As políticas rigorosas da plataforma de venda de bilhetes criam um cenário em que a compra não garante a utilização pessoal ou a possibilidade de a ceder a terceiros.

Ana Carrasco González

Acesso a um concerto com bilhetes comprados no Ticketmaster / Eva Manhart - EP

Nacho J. decidiu oferecer à sua companheira uma entrada para o concerto de Kendrick Lamar e SZA, previsto para 30 de julho de 2025 no Estádio Olímpico de Barcelona. Era um plano a dois, traçado com precisão, pensado para dançar como se o tempo não existisse, para não se soltar a mão, convencidos (ou querendo se convencer) de que o amor ainda podia resistir tudo.

Mas o amor, que tantas vezes nos escapa quando pensamos que o temos garantido, não sobreviveu. E o que era para ser uma memória tornou-se em duas entradas órfãs, presos no sistema Ticketmaster, que não entende separações, nem duelos, nem promessas quebradas.

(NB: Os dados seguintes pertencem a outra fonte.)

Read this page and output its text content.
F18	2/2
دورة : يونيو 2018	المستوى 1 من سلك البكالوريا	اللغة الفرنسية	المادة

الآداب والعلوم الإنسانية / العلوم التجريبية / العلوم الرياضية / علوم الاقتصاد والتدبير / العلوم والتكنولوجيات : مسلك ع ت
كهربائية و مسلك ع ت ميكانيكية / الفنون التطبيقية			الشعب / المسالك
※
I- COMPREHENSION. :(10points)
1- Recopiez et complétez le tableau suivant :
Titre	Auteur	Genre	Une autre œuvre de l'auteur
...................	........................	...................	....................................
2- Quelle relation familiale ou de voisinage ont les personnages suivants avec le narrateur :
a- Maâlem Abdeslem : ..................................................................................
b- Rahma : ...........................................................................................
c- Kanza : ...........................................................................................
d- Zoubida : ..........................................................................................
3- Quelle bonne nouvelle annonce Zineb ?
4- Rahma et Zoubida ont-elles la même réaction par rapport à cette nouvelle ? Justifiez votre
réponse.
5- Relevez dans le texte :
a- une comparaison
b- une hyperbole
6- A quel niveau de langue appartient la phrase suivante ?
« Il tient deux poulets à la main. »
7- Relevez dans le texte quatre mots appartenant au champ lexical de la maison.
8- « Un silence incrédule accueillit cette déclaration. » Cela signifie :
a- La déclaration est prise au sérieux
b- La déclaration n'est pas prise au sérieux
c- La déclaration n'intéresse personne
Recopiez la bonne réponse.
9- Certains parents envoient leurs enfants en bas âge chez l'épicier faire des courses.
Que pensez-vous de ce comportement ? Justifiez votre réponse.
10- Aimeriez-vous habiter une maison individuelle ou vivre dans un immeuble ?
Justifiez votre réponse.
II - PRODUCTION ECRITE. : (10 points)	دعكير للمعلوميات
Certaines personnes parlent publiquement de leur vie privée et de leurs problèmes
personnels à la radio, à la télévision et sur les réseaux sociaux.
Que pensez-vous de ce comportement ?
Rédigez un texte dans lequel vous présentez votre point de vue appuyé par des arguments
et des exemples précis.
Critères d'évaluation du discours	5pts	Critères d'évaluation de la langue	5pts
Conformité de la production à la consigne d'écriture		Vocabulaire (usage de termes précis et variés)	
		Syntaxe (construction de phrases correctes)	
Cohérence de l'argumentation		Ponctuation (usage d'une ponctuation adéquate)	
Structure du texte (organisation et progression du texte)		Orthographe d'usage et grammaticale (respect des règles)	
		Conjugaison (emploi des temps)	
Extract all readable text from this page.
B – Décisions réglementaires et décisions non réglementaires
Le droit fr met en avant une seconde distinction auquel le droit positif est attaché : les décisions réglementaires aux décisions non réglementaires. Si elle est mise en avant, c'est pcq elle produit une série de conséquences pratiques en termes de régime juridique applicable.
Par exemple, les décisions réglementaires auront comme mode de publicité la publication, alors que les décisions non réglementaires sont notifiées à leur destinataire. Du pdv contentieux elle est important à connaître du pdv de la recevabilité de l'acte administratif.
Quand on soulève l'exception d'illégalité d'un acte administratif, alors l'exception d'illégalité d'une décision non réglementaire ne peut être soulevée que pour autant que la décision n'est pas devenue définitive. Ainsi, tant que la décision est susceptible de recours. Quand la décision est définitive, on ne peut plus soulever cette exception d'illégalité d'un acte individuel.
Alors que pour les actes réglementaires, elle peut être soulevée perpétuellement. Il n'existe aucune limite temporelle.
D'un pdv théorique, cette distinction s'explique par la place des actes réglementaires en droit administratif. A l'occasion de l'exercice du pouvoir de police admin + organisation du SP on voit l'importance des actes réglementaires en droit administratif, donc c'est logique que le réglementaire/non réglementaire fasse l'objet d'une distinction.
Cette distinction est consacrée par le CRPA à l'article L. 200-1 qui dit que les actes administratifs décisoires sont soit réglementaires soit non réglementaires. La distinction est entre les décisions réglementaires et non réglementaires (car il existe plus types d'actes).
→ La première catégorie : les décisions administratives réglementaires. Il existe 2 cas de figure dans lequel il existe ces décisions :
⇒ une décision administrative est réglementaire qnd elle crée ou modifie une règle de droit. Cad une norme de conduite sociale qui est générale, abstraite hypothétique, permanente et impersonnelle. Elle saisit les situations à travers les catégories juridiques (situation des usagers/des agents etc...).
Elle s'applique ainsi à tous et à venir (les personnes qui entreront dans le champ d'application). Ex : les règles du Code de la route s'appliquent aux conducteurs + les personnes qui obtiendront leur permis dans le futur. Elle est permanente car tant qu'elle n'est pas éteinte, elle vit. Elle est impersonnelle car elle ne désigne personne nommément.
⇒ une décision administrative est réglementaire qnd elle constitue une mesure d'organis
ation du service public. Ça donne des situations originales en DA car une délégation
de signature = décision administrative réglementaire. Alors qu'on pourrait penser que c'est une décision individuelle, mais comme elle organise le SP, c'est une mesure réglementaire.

O telemóvel vinculado é o do ex

Após o fim da relação, a ex-parceira bloqueou-o completamente. Não consegue comunicar com ele, nem por telefonemas nem por mensagens. Os bilhetes que o próprio Nacho comprou - num total de 217 euros - estavam ligados ao telemóvel da ex e ainda lá estão. Nacho não tem acesso ao aparelho nem à conta associada. Não pode utilizá-los, transferi-los ou vendê-los. 

Captura das entradas de Nacho J. / CEDIDA

Embora tenha sido Nacho a pagá-las, já não pode dispor delas. Na prática, já não são dele. "Estão ligados ao número de telemóvel dela e eu não posso utilizar os bilhetes. Neste caso, quero vendê-los, porque foi um presente, mas ela já não os quer e não os vai usar porque não vive em Espanha", queixa-se o utilizador à Consumidor Global. 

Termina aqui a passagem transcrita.